Sometimes I still get really excited when I paint, but not like in the flush of youth.   I have more control over my painting than I did twenty years ago.  I miss those flights of fancy where the work would be a great surprise, but I have more confidence that if I keep on working on this painting, it will turn out.  I think my work is better now.

In Florence, I visited the absolutely stellar Laurentian Library designed by Michelangelo.   From the stairway onward, you can feel the sensibility of someone who completely understood three-dimensionality.  The library gives way to the collection of manuscripts from the middle ages.   They are among my favorite things.

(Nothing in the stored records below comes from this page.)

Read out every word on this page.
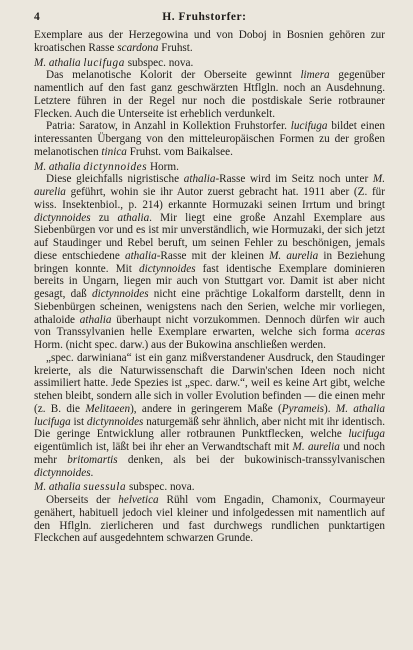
4	H. Fruhstorfer:

Exemplare aus der Herzegowina und von Doboj in Bosnien gehören zur kroatischen Rasse scardona Fruhst.

M. athalia lucifuga subspec. nova.

Das melanotische Kolorit der Oberseite gewinnt limera gegenüber namentlich auf den fast ganz geschwärzten Htflgln. noch an Ausdehnung. Letztere führen in der Regel nur noch die postdiskale Serie rotbrauner Flecken. Auch die Unterseite ist erheblich verdunkelt.

Patria: Saratow, in Anzahl in Kollektion Fruhstorfer. lucifuga bildet einen interessanten Übergang von den mitteleuropäischen Formen zu der großen melanotischen tinica Fruhst. vom Baikalsee.

M. athalia dictynnoides Horm.

Diese gleichfalls nigristische athalia-Rasse wird im Seitz noch unter M. aurelia geführt, wohin sie ihr Autor zuerst gebracht hat. 1911 aber (Z. für wiss. Insektenbiol., p. 214) erkannte Hormuzaki seinen Irrtum und bringt dictynnoides zu athalia. Mir liegt eine große Anzahl Exemplare aus Siebenbürgen vor und es ist mir unverständlich, wie Hormuzaki, der sich jetzt auf Staudinger und Rebel beruft, um seinen Fehler zu beschönigen, jemals diese entschiedene athalia-Rasse mit der kleinen M. aurelia in Beziehung bringen konnte. Mit dictynnoides fast identische Exemplare dominieren bereits in Ungarn, liegen mir auch von Stuttgart vor. Damit ist aber nicht gesagt, daß dictynnoides nicht eine prächtige Lokalform darstellt, denn in Siebenbürgen scheinen, wenigstens nach den Serien, welche mir vorliegen, athaloide athalia überhaupt nicht vorzukommen. Dennoch dürfen wir auch von Transsylvanien helle Exemplare erwarten, welche sich forma aceras Horm. (nicht spec. darw.) aus der Bukowina anschließen werden.

„spec. darwiniana“ ist ein ganz mißverstandener Ausdruck, den Staudinger kreierte, als die Naturwissenschaft die Darwin'schen Ideen noch nicht assimiliert hatte. Jede Spezies ist „spec. darw.“, weil es keine Art gibt, welche stehen bleibt, sondern alle sich in voller Evolution befinden — die einen mehr (z. B. die Melitaeen), andere in geringerem Maße (Pyrameis). M. athalia lucifuga ist dictynnoides naturgemäß sehr ähnlich, aber nicht mit ihr identisch. Die geringe Entwicklung aller rotbraunen Punktflecken, welche lucifuga eigentümlich ist, läßt bei ihr eher an Verwandtschaft mit M. aurelia und noch mehr britomartis denken, als bei der bukowinisch-transsylvanischen dictynnoides.

M. athalia suessula subspec. nova.

Oberseits der helvetica Rühl vom Engadin, Chamonix, Courmayeur genähert, habituell jedoch viel kleiner und infolgedessen mit namentlich auf den Hflgln. zierlicheren und fast durchwegs rundlichen punktartigen Fleckchen auf ausgedehntem schwarzen Grunde.
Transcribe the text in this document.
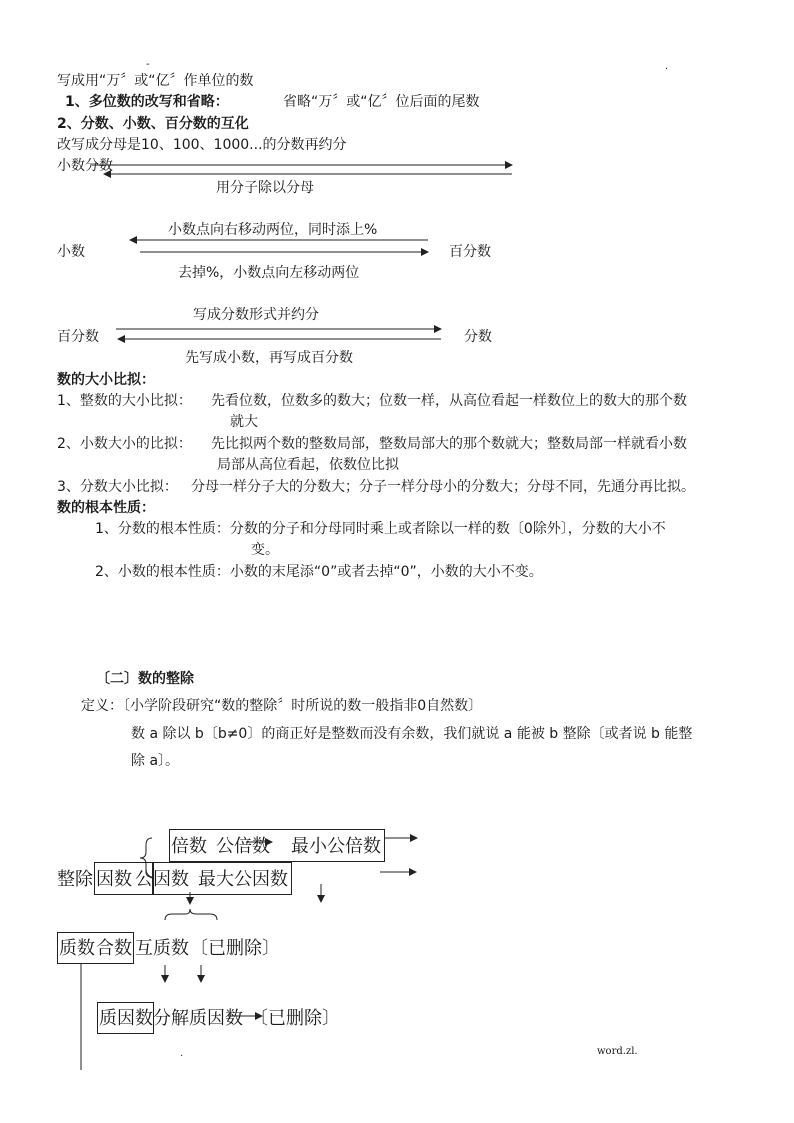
-	.
写成用“万〞或“亿〞作单位的数
1、多位数的改写和省略：	省略“万〞或“亿〞位后面的尾数
2、分数、小数、百分数的互化
改写成分母是10、100、1000...的分数再约分
小数分数
用分子除以分母
小数点向右移动两位，同时添上%
小数	百分数
去掉%，小数点向左移动两位
写成分数形式并约分
百分数	分数
先写成小数，再写成百分数
数的大小比拟：
1、整数的大小比拟： 先看位数，位数多的数大；位数一样，从高位看起一样数位上的数大的那个数
就大
2、小数大小的比拟： 先比拟两个数的整数局部，整数局部大的那个数就大；整数局部一样就看小数
局部从高位看起，依数位比拟
3、分数大小比拟： 分母一样分子大的分数大；分子一样分母小的分数大；分母不同，先通分再比拟。
数的根本性质：
1、分数的根本性质：分数的分子和分母同时乘上或者除以一样的数〔0除外〕，分数的大小不
变。
2、小数的根本性质：小数的末尾添“0”或者去掉“0”，小数的大小不变。
〔二〕数的整除
定义：〔小学阶段研究“数的整除〞时所说的数一般指非0自然数〕
数 a 除以 b〔b≠0〕的商正好是整数而没有余数，我们就说 a 能被 b 整除〔或者说 b 能整
除 a〕。
倍数 公倍数 最小公倍数
整除 因数 公因数 最大公因数
质数 合数 互质数 〔已删除〕
质因数 分解质因数 〔已删除〕
.	word.zl.
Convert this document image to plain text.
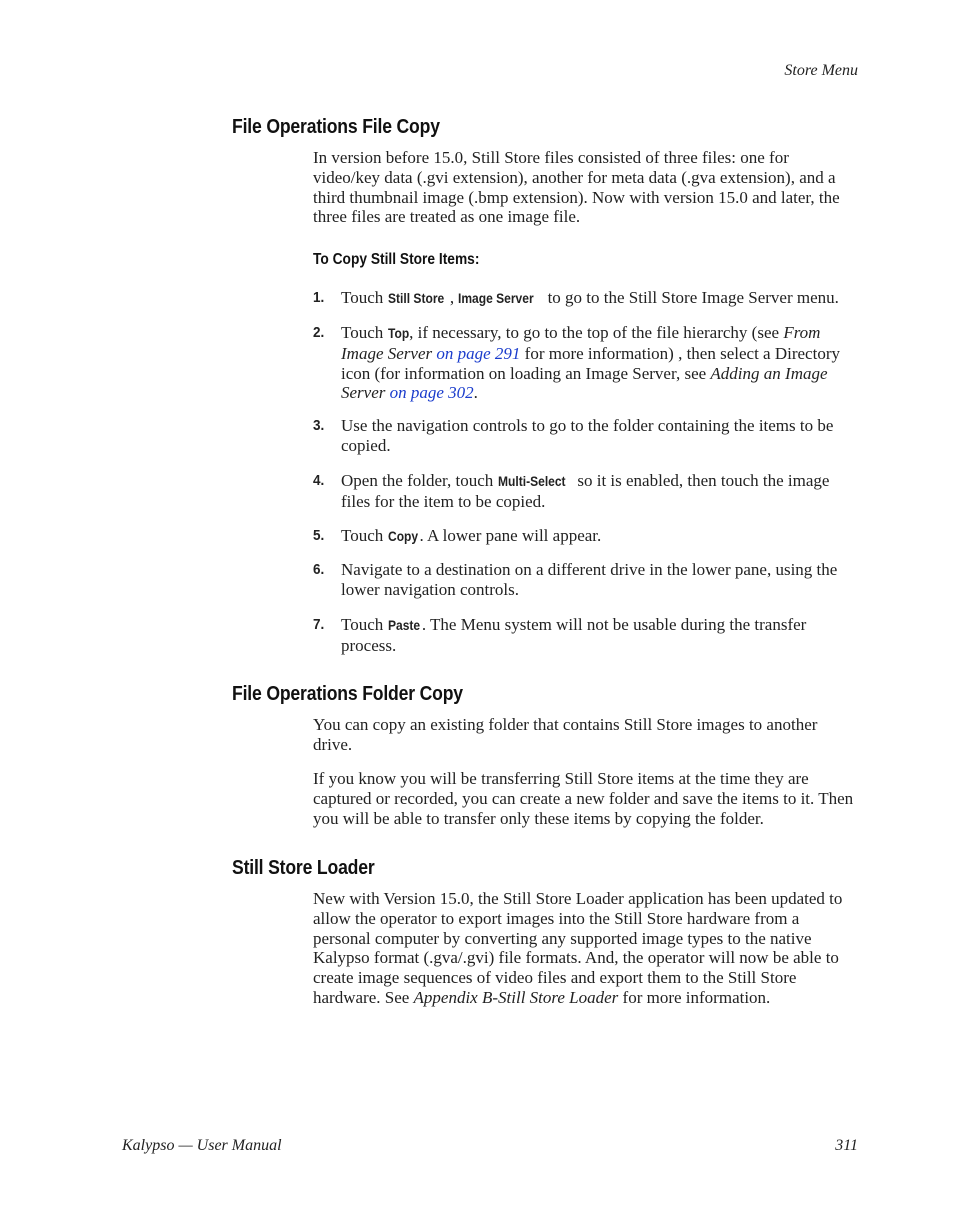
Store Menu
File Operations File Copy
In version before 15.0, Still Store files consisted of three files: one for video/key data (.gvi extension), another for meta data (.gva extension), and a third thumbnail image (.bmp extension). Now with version 15.0 and later, the three files are treated as one image file.
To Copy Still Store Items:
1. Touch Still Store , Image Server to go to the Still Store Image Server menu.
2. Touch Top, if necessary, to go to the top of the file hierarchy (see From Image Server on page 291 for more information) , then select a Directory icon (for information on loading an Image Server, see Adding an Image Server on page 302.
3. Use the navigation controls to go to the folder containing the items to be copied.
4. Open the folder, touch Multi-Select so it is enabled, then touch the image files for the item to be copied.
5. Touch Copy . A lower pane will appear.
6. Navigate to a destination on a different drive in the lower pane, using the lower navigation controls.
7. Touch Paste . The Menu system will not be usable during the transfer process.
File Operations Folder Copy
You can copy an existing folder that contains Still Store images to another drive.
If you know you will be transferring Still Store items at the time they are captured or recorded, you can create a new folder and save the items to it. Then you will be able to transfer only these items by copying the folder.
Still Store Loader
New with Version 15.0, the Still Store Loader application has been updated to allow the operator to export images into the Still Store hardware from a personal computer by converting any supported image types to the native Kalypso format (.gva/.gvi) file formats. And, the operator will now be able to create image sequences of video files and export them to the Still Store hardware. See Appendix B-Still Store Loader for more information.
Kalypso — User Manual	311
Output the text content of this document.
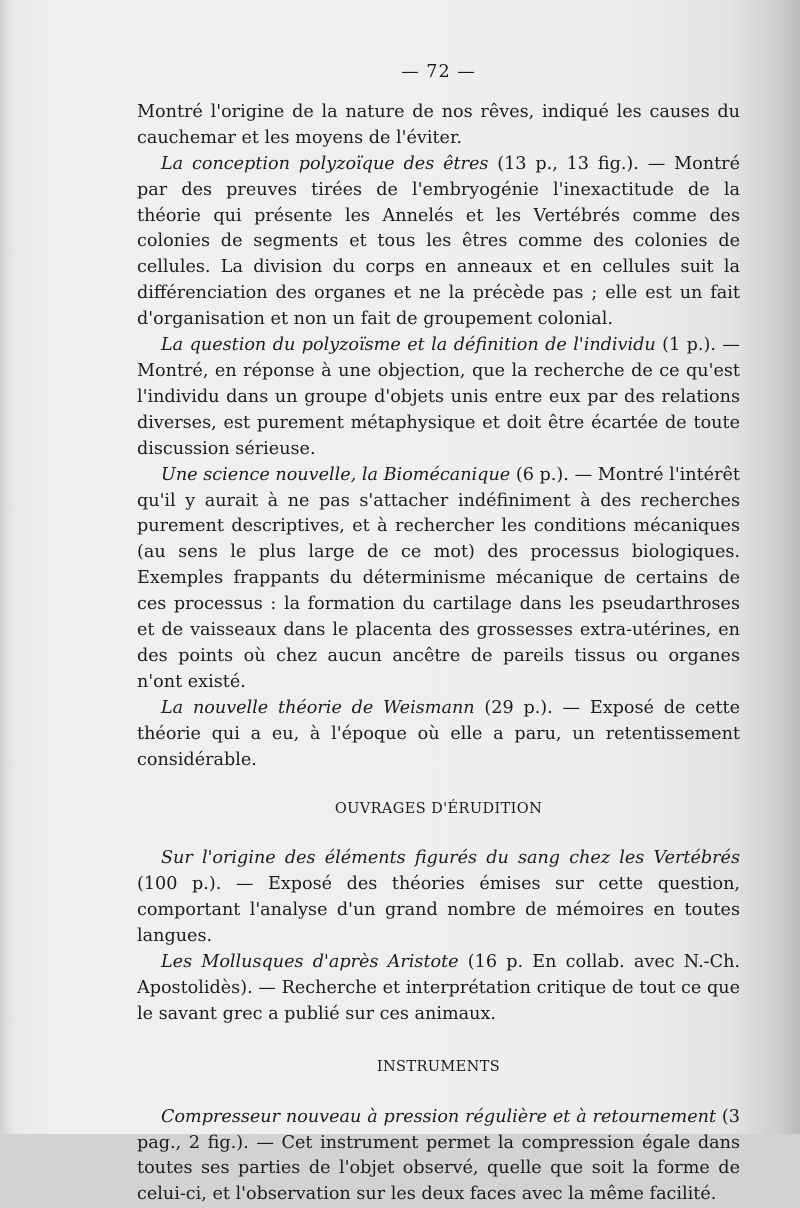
— 72 —

Montré l'origine de la nature de nos rêves, indiqué les causes du cauchemar et les moyens de l'éviter.

La conception polyzoïque des êtres (13 p., 13 fig.). — Montré par des preuves tirées de l'embryogénie l'inexactitude de la théorie qui présente les Annelés et les Vertébrés comme des colonies de segments et tous les êtres comme des colonies de cellules. La division du corps en anneaux et en cellules suit la différenciation des organes et ne la précède pas ; elle est un fait d'organisation et non un fait de groupement colonial.

La question du polyzoïsme et la définition de l'individu (1 p.). — Montré, en réponse à une objection, que la recherche de ce qu'est l'individu dans un groupe d'objets unis entre eux par des relations diverses, est purement métaphysique et doit être écartée de toute discussion sérieuse.

Une science nouvelle, la Biomécanique (6 p.). — Montré l'intérêt qu'il y aurait à ne pas s'attacher indéfiniment à des recherches purement descriptives, et à rechercher les conditions mécaniques (au sens le plus large de ce mot) des processus biologiques. Exemples frappants du déterminisme mécanique de certains de ces processus : la formation du cartilage dans les pseudarthroses et de vaisseaux dans le placenta des grossesses extra-utérines, en des points où chez aucun ancêtre de pareils tissus ou organes n'ont existé.

La nouvelle théorie de Weismann (29 p.). — Exposé de cette théorie qui a eu, à l'époque où elle a paru, un retentissement considérable.

OUVRAGES D'ÉRUDITION

Sur l'origine des éléments figurés du sang chez les Vertébrés (100 p.). — Exposé des théories émises sur cette question, comportant l'analyse d'un grand nombre de mémoires en toutes langues.

Les Mollusques d'après Aristote (16 p. En collab. avec N.-Ch. Apostolidès). — Recherche et interprétation critique de tout ce que le savant grec a publié sur ces animaux.

INSTRUMENTS

Compresseur nouveau à pression régulière et à retournement (3 pag., 2 fig.). — Cet instrument permet la compression égale dans toutes ses parties de l'objet observé, quelle que soit la forme de celui-ci, et l'observation sur les deux faces avec la même facilité.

I like the early Renaissance, when art, sculpture and architecture were just emerging from medieval times:  the “Lippis” paintings of the Annunciation, like Valentines celebrating love, awakening; Piero della Francesco’s portrait of Federigo da Montefeltro, one of my favorite paintings of all times;  and Brunelleschi’s dome. 

They were all so wonderful, and live on 500 years later.  Can you believe that?  Will a 2016 photoshopped image live on?  Will a computer designed building stand as an example in 2500?  Who are the artists of those, anyway? 

I love thinking about what makes art, architecture great.  And it came from the people who created it.

Happy New Year, everybody!   Resolve to be happy.